趙鉉看他這無措模樣實在滑稽,不由笑道,“你自己摸不出來。要不,我替你摸?”

元仲恒那表情即刻變得奇異,有些埋怨似的瞪過來。

“瞪得好。”趙鉉厚臉皮的笑笑。

元銘不想搭理了,幹脆偏過頭去,看向水中。

正說著竟然飄起了雨來。滴滴答答打在睡蓮上。一池的蓮花顫顫抖動,雨滴也愈發密集了。

早春料峭猶在,落了雨,便涼意陣陣。過了須臾,待雨真的落得密起來,更是由涼轉寒。

元銘今日只穿了輕衫,本沒有料到會留到如今。身上冷得發起了抖,薄唇失了不少血色。但他又不想在這人面前失了風度,只能幹忍。

然而楊子賢的討厭之處就在於,總要戳穿他的窘迫。

“坐過來吧,我看你好冷。雨不知要下到何時。”

只見楊子賢撩了下衣擺,示意已經騰好了地方,“這樣要著了風寒。藥可是苦得很。”

元銘想起了方才那一幕,更不想過去了。總怕自己又要做出什麽出格事來。卻不知怎麽拒絕他,只楞楞坐在遠處。

忽然窸窸窣窣響動起來,是楊子賢背對他將外袍脫了……一陣微風撲來,楊子賢竟將脫下的袍子,罩在他身上!

“你,你……”元銘一時語塞,只驚詫地看著他。眉眼微微顫動。

這還不算完,楊子賢大方的靠著旁邊艙板,命道:“過來,我身子暖。”

元銘將信將疑地看過去,見他裏頭中單衣雪白,衣帶系得十分規矩,倒是個極講究的人。

齊王世子不是……身子不好?看來傳聞不可盡信。

楊子賢見他仍然不動,幹脆擰著眉頭,將他硬扯過去。

他屈著膝,讓元銘靠在他懷裏。

元銘十分不願意靠在他懷裏,悶聲道:“不要了罷……怪不好的。”

楊子賢瞥他一眼,嗤道:“更出格的事都做了,卻抱不得?又不是小娘子。”

這話奏效,元銘又瞪他一眼,身子卻緩慢的挪了過去,但仍不願靠他懷裏,只是挨著坐了。

楊子賢胸口倒是真的暖和。過了一會兒,元銘面上才多了點血色。

楊子賢趁他走神,便猛將他拉到懷裏道,“等等雨停了,去借件衣裳。省得著涼。”說完,就張開雙臂摟住他,又將外袍重新蓋在兩人身上。

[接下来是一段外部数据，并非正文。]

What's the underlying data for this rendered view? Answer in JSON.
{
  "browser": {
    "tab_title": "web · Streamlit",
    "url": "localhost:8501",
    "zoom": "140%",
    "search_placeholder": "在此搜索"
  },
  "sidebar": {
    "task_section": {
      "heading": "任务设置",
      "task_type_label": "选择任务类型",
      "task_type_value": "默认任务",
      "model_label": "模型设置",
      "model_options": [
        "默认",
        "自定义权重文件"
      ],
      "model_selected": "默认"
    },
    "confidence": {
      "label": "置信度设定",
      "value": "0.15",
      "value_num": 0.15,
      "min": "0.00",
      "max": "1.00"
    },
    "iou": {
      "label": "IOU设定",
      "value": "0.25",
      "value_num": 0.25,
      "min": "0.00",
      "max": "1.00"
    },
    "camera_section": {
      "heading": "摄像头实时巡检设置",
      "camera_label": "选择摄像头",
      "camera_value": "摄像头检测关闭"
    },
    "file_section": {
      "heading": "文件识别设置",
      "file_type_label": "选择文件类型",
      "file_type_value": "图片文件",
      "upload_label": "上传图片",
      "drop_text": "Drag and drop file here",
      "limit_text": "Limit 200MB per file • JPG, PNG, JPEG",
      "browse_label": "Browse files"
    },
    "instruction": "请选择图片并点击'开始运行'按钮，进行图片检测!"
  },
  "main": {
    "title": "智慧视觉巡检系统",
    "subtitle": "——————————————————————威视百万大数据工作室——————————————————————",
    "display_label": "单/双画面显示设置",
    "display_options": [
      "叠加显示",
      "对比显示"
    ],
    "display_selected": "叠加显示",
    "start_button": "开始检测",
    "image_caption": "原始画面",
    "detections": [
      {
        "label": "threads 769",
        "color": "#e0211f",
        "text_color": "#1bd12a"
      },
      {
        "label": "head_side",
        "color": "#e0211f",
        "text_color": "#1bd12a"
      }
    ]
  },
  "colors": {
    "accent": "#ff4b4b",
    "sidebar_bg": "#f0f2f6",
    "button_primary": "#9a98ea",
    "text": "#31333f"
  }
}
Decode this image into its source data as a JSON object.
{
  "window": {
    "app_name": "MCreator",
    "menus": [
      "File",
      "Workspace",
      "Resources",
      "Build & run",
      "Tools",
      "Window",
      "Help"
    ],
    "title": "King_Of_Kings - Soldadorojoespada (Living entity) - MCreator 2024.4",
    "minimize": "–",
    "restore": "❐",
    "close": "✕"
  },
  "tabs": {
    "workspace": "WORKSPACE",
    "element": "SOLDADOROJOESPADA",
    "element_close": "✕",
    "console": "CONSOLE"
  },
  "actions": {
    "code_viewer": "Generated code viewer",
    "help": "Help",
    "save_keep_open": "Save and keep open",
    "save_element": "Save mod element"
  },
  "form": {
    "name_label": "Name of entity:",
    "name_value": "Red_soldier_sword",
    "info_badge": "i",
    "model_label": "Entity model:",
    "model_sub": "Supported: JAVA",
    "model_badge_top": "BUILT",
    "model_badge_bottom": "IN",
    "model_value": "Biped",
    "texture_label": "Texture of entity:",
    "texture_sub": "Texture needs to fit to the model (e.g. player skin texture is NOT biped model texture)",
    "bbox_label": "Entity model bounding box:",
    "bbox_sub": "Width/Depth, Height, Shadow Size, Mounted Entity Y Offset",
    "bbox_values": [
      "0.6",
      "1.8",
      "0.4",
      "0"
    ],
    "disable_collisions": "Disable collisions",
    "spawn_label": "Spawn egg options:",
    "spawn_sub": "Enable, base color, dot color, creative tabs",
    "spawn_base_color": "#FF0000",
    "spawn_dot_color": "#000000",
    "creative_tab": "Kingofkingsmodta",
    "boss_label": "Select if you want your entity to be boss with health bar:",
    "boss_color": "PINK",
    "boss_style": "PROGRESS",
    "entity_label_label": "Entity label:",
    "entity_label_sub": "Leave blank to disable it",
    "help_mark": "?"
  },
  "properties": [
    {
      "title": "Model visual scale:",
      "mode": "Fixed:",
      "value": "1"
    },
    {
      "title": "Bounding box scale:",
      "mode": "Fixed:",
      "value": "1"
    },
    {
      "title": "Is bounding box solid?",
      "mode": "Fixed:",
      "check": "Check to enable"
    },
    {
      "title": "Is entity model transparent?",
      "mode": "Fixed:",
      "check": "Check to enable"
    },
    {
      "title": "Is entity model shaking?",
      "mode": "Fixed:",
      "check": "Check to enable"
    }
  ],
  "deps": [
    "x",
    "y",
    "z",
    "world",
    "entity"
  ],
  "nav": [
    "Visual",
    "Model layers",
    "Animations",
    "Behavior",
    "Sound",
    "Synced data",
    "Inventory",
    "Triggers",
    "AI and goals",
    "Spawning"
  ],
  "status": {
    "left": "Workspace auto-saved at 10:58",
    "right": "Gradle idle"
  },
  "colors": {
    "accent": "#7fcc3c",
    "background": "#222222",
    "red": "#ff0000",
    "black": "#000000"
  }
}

濃郁的安息香縈繞過來,元銘暗暗嘆著,這香倒是稀奇,平素極少聞見。

元銘與他靠在一處,酒意中有些昏昏欲睡。頭越來越沈,後來幹脆真的蜷起身子,想要縮到這溫暖的懷裏來。

豈料對方忽然挪開了些……

“你莫再動!”楊子賢忽然拿小臂將他抵開,口中微喘。

元銘喝得一驚,睜了眼小聲道:“我不是故……”

說到一半,元銘身體僵住了——他竟然無意中,垂下的手拂在楊子賢腿中間。